Attribute Name Optional Description Example Value
name The title of the YouTube video that describes this architecture. Snap: Journey of a Snap on Snapchat Using AWS
link The link to the source YouTube video. https://www.youtube.com/watch?v=Cgv0kfp_6xQ
categories Comma separated list of functional goals. Possible goals:(data_ingestion, interactive, compute_intensive, control, other) data_ingestion,compute_intesive
graph_usable Can the encoded graph be used for any quantitative graph analysis? The paper only analyzes architectures marked True. True
notes yes Distilled context from the video that captures the requirements of the architectures and how services are used. 13TB of peak data to S3 daily. Use of DynamoDB to store metadata has increased throughput.

Node

Each node has these attributes:

Attribute name Optional Description Example Value
service The name of the AWS service, or class of other service. Used in services.csv. Lambda or UserMobile
name yes (ThirdParty nodes only). Name of the service. nginx or legacy API
notes yes Additional context about how this service was used. 6000 calls/s, 200k records/validation

There are five types of nodes, AWS nodes, User nodes, Partner nodes, ThirdParty nodes, OnPremDC nodes.

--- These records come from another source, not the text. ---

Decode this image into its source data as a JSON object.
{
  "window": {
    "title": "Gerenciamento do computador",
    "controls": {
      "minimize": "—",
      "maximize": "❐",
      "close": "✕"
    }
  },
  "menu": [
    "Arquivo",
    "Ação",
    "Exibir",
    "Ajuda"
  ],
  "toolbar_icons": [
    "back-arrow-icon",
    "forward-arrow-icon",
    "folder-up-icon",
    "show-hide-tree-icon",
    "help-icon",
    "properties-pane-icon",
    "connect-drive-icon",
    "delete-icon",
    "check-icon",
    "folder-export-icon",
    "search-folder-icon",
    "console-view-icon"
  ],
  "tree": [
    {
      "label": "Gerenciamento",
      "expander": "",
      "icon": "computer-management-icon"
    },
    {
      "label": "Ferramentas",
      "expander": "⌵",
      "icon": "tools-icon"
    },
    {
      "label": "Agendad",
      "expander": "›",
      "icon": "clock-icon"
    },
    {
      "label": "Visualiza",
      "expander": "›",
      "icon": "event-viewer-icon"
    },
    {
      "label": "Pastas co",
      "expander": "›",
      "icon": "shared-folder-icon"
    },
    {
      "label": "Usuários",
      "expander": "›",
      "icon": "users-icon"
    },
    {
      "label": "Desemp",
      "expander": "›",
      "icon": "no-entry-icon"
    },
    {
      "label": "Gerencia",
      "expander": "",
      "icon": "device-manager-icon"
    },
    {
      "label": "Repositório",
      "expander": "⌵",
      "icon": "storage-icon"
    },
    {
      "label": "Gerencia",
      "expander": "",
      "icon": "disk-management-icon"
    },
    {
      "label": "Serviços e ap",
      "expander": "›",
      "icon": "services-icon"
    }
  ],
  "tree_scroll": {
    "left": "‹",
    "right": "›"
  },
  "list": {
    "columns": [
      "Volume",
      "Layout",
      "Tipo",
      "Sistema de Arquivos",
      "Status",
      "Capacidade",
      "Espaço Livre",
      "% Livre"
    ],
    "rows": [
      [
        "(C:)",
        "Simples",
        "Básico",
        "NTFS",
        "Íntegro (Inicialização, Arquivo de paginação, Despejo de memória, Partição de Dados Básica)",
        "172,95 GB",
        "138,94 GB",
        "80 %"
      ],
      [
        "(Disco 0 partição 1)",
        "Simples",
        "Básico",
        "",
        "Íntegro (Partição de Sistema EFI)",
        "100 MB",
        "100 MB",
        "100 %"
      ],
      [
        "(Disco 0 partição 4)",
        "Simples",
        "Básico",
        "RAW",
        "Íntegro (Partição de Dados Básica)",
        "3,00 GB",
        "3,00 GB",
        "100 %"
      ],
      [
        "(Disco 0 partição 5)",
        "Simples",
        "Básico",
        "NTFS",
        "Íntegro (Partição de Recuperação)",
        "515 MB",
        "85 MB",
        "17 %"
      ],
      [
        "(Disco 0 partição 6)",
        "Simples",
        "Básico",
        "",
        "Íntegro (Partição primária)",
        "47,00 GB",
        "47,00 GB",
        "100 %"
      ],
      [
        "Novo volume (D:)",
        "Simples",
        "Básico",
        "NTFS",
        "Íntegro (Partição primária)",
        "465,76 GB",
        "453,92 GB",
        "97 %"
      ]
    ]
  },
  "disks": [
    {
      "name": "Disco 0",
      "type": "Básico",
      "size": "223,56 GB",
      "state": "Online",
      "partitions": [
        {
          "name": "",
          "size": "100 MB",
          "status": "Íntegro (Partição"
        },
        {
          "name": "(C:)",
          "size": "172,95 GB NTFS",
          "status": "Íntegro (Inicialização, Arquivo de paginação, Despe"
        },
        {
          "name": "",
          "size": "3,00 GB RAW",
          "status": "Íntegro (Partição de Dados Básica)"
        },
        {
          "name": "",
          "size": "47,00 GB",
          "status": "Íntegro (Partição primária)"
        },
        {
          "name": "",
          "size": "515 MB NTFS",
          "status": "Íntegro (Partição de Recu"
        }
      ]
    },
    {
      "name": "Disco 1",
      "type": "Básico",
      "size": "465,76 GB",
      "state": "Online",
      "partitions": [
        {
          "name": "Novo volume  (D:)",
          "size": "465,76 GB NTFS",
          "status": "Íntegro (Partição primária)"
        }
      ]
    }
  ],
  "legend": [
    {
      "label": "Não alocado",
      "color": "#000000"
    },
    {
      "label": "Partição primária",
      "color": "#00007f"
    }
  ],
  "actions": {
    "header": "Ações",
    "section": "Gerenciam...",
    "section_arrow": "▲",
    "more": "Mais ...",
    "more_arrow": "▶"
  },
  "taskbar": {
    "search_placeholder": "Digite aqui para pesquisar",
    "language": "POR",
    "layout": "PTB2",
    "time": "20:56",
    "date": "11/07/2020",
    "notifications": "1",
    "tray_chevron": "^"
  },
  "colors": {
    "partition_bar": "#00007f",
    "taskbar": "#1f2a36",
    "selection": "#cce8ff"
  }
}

AWS nodes represent AWS services and User nodes indicate an end user, and sometimes the device (for example, web app or Alexa). ThirdParty nodes are nodes that don't fit in either, but are often mentioned in the video without much context (for example, 'internal company API'). Partner nodes are reserved for AWS partner companies that provide their software via the AWS marketplace (for example, SAP or Couchbase). OnPremDC nodes denote a company's on-premisis datacenter. Effectively, ThirdParty describes one off services that are only needed to explain one architecture, and thus each ThirdParty node is described by its name.

Edge

Attribute name Optional Description Example Value
flow_id Whole number that indicates which workflow this edge is a part of. All edges with the same flow_id are part of the same workflow. 1
seq Orders edges inside a workflow. When events are not strictly synchronous, branches are denoted by apostrophe('). events can have order within branches. Visit the explorer for examples. 3'.2
type data/meta. data edges convey movement of data, meta edges indicate request trigger or acknowledgement.response data
notes yes Additional context on how these 2 (connected) nodes communicate. periodic

Workflow

Videos often describe a set of interactions that collectively result in a logical unit of work. We capture such interactions as workflows. A workflow is encoded using edge.flow_id. All edges with the same flow_id, and their corresponding nodes, describe the set of interactions for that workflow.

Services

The data/services.csv file describes all the different types of nodes used across the dataset.

Field Description
name The name of the AWS service, or node type. As described in the node section.
capability AWS services will have one of (storage, compute, networking, integration, control, other). Ref to paper for description. For User, Partner, ThirdParty and OnPremDC nodes, it will contain the relevant (User, Partner , ThirdParty, OnPremDC).
is_aws True for AWS services, False otherwise.
schema Only for AWS storage services. One of (fs, sql, nosql, specialized, object).
aws_product_categories Only for AWS services. Comma separated list of categories.
image_url for explorer purposes only. refers to svg file in static/icons.

2. Analysis

To run the notebook locally, clone the repository and install the dependencies using pip install -r requirements-analysis.txt. You should then be able to open the notebook with jupyter-notebook. This was developed using Python 3.11.

3. Architecture Explorer

To run the explorer locally, clone the repository and install the dependencies using pip install -r requirements-explorer.txt. You can then deploy the platform with streamlit run explorer_st.py. This was developed using Python 3.11.